In other news, I've been clicking around on ECCO (Eighteenth Century Collections Online), at first looking for particular essays by Francis Bacon, then just to see what I could see. I came across a number of fun things.
- A Francis Bacon essay on travel (not what I was looking for, but fun nonetheless), in which he wrote, "Travel in the younger sort is a part of education; in the elder a part of experience. He that travelleth into a country, before he hath some entrance into the language, goeth to school, and not to travel."
- The Artist's Repository and Drawing Magazine exhibiting the Principles of the Polite Arts in their various Branches, which has essays on perspective and the use of various elements in painting (or drawing) and includes a bunch of example drawings.

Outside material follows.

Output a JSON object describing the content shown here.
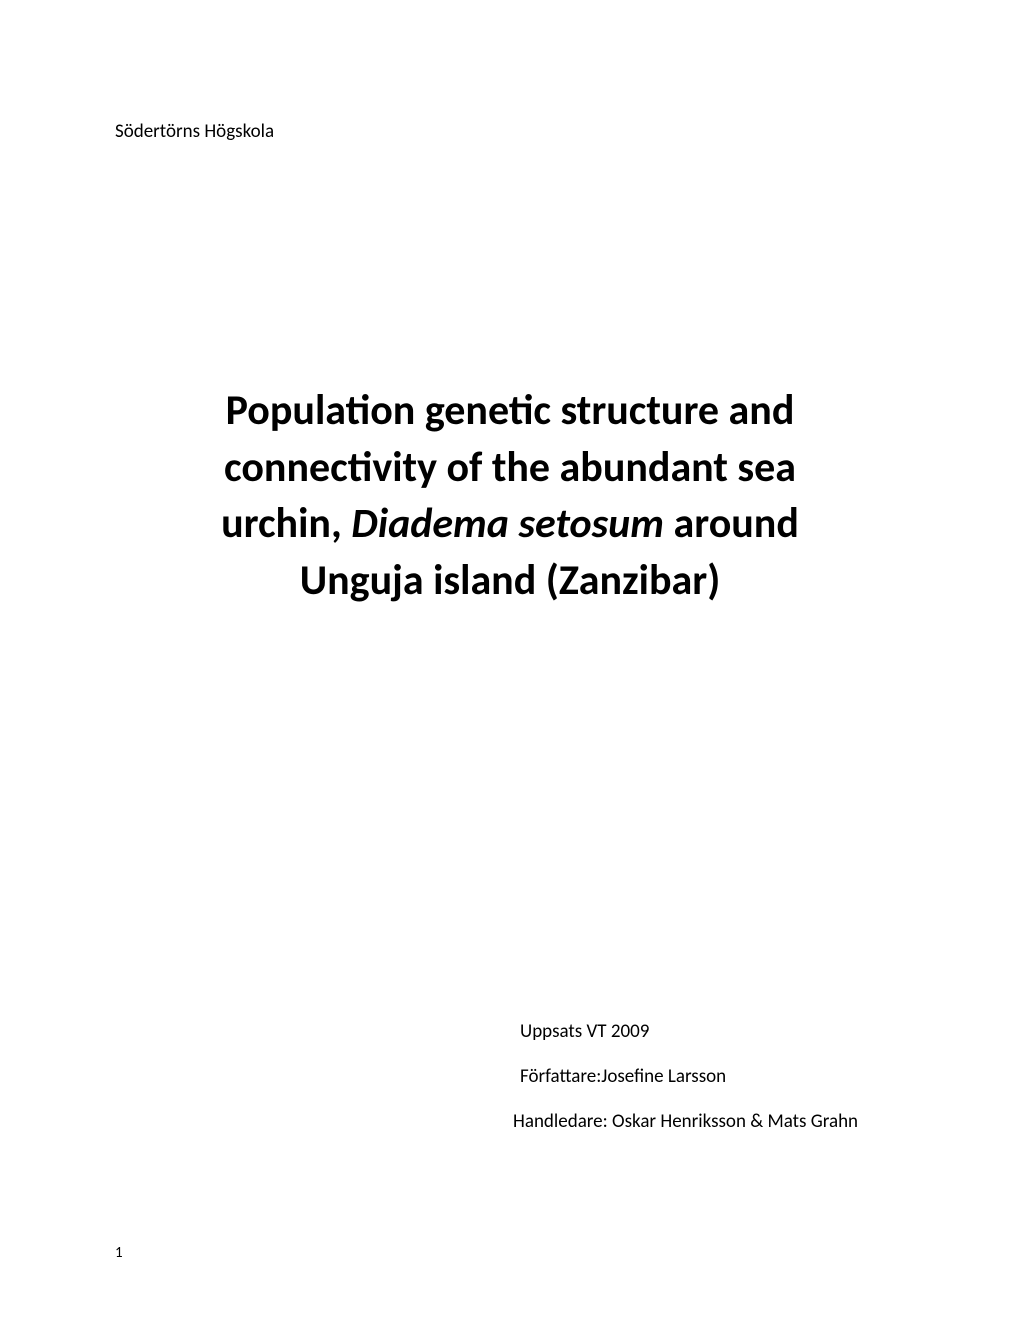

Most charmingly, at the end of the book is a sheet of instructions "To the Binder" describing where the illustrations are to be inserted into the text.
- The Philosophical History and Memoirs of the Royal Academy of Sciences at Paris, which has a number of fascinating articles, including: "Of a bottle of water kept for a great many years," "Of a storm of hail of an extraordinary size," "Of the effect of vinegar on some stones," "Of a puppy, which had only one eye in the middle of his face," "A description of the heart of a sea-tortoise."
In reading these accounts, it's easy to feel superior and condescending to their interest in seemingly insignificant things, but then I realize this was in 1742, relatively early in the age of science and these (in many cases) amateur scientists were laying the groundwork for everything we know now, starting more or less from scratch. Then I feel a bit humble. For all their quaintness, these essays were right at the beginning.